という事は、何かのきっかけで再度顧客になってもらえるかもしれないという事を意味しています。

この元顧客が顧客でなくなってしまった理由。それを解消できれば、再び顧客に戻ってもらう事ができると考えることができると思います。

とはいえ、その顧客のためだけにビジネスのやり方を変えるわけにもいきません。そのため、現実的には休眠顧客に対して何らかのアプローチを時間や手段を変えて行うと行った事となります。

例えば、FAXやメールで接触を試みていたのならば、最後に1回だけDMを送るなどといった方法です。

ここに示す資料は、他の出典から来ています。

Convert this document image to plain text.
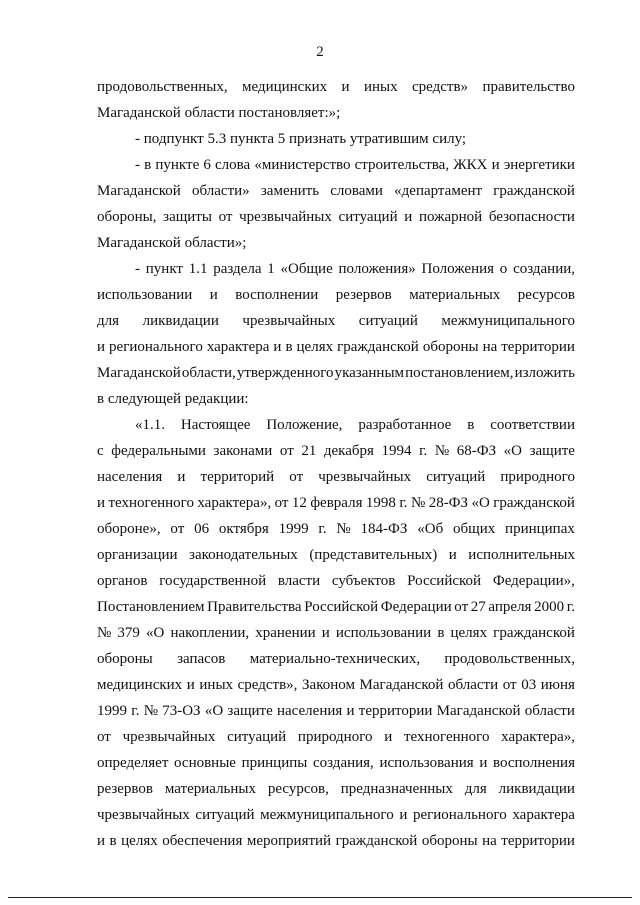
2
продовольственных, медицинских и иных средств» правительство
Магаданской области постановляет:»;
- подпункт 5.3 пункта 5 признать утратившим силу;
- в пункте 6 слова «министерство строительства, ЖКХ и энергетики
Магаданской области» заменить словами «департамент гражданской
обороны, защиты от чрезвычайных ситуаций и пожарной безопасности
Магаданской области»;
- пункт 1.1 раздела 1 «Общие положения» Положения о создании,
использовании и восполнении резервов материальных ресурсов
для ликвидации чрезвычайных ситуаций межмуниципального
и регионального характера и в целях гражданской обороны на территории
Магаданской области, утвержденного указанным постановлением, изложить
в следующей редакции:
«1.1. Настоящее Положение, разработанное в соответствии
с федеральными законами от 21 декабря 1994 г. № 68-ФЗ «О защите
населения и территорий от чрезвычайных ситуаций природного
и техногенного характера», от 12 февраля 1998 г. № 28-ФЗ «О гражданской
обороне», от 06 октября 1999 г. № 184-ФЗ «Об общих принципах
организации законодательных (представительных) и исполнительных
органов государственной власти субъектов Российской Федерации»,
Постановлением Правительства Российской Федерации от 27 апреля 2000 г.
№ 379 «О накоплении, хранении и использовании в целях гражданской
обороны запасов материально-технических, продовольственных,
медицинских и иных средств», Законом Магаданской области от 03 июня
1999 г. № 73-ОЗ «О защите населения и территории Магаданской области
от чрезвычайных ситуаций природного и техногенного характера»,
определяет основные принципы создания, использования и восполнения
резервов материальных ресурсов, предназначенных для ликвидации
чрезвычайных ситуаций межмуниципального и регионального характера
и в целях обеспечения мероприятий гражданской обороны на территории
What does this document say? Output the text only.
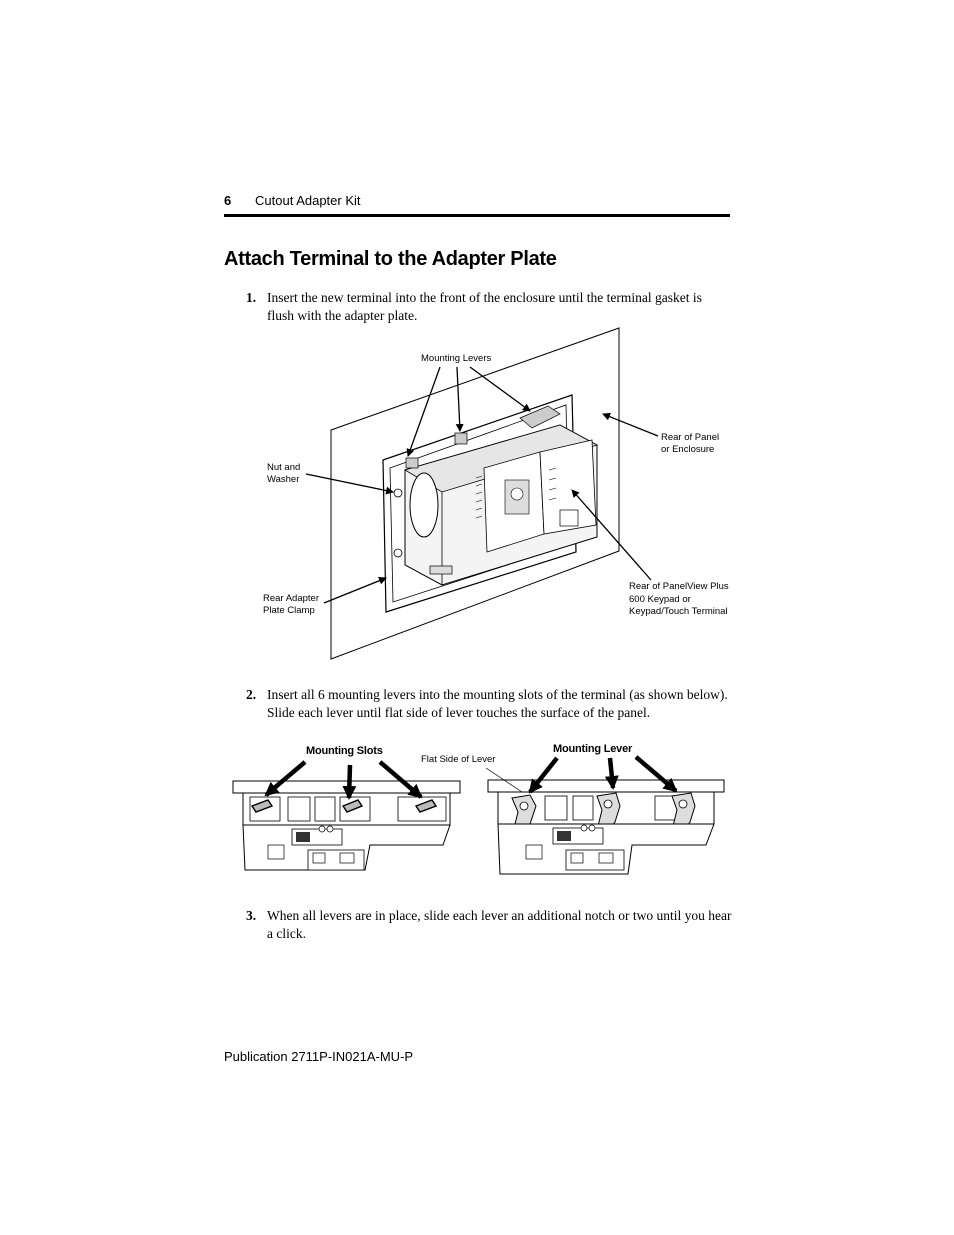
6 Cutout Adapter Kit
Attach Terminal to the Adapter Plate
1. Insert the new terminal into the front of the enclosure until the terminal gasket is flush with the adapter plate.
Mounting Levers
Rear of Panel
or Enclosure
Nut and
Washer
Rear Adapter
Plate Clamp
Rear of PanelView Plus
600 Keypad or
Keypad/Touch Terminal
2. Insert all 6 mounting levers into the mounting slots of the terminal (as shown below). Slide each lever until flat side of lever touches the surface of the panel.
Mounting Slots
Flat Side of Lever
Mounting Lever
3. When all levers are in place, slide each lever an additional notch or two until you hear a click.
Publication 2711P-IN021A-MU-P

もっとも、休眠顧客となるには相手側の都合(移転した、有力な取引先が見つかった)もあるので、深入りしすぎても意味がないので難しいところでしょう。

■休眠顧客をどこまで追いかけるか

さて、とはいえ限りある経営資源ですので、休眠顧客を常に追いかけ続けるわけにはいきません。そのため、業種業態によって基準を設けておく必要があります。

例えば、休眠顧客扱いとなった後、6ヶ月後に1度DMを送付して、それでも反応がなければ顧客名簿から削除するなどといった感じです。

そうしておかないと、顧客名簿が多くなりすぎいざというときに有効な施策が打ちにくくなってしまいます。

■原因分析はしておくこと

ただし、休眠顧客を追いかけないとしても、なぜ休眠顧客となってしまったかについての原因分析は必要です。

少なくても顧客リストに1行でもいいので「移転により休眠顧客化」などと書いておけば、後で見直して自社のサービス改良の手助けとなる可能性があります。前述の移転ではどうにもなりませんが、「アプローチが開いた隙に競合他社に…」といった事が傾向として出ているならば、アプローチの頻度を見直すことにもつながりますので。

■また来てくれそうな顧客に集中する

休眠顧客と言っても、また来てくれる可能性がある休眠顧客と、どうやっても戻ってきてくれない顧客に大雑把に分類できます。

そして、経営資源を投入して休眠顧客の復活を目指すならば、また来てくれる可能性がある顧客に集中した方がよさそうですよね。

その来てくれる可能性の高いお客様を事前に絞り込む基準を考えていきます。

■RFM分析を使ってみる

  • 最終購買日
最終購買費が近い顧客は復活の可能性が高いです。直近まで利用していたという意味になります。
  • 購買頻度
購買頻度が高いということは、もともと常連だったということです、もともとの常連はきっかけがあると戻ってくる可能性が高いです。
  • 購買金額
もともとたくさん買ってくれているお客様は、顧客として復活してくれる可能性が高いです。

このように、追い掛ける顧客と諦める方が良さそうな顧客を分けることで、限られた経営資源で効果を上げることにつながってくるのです。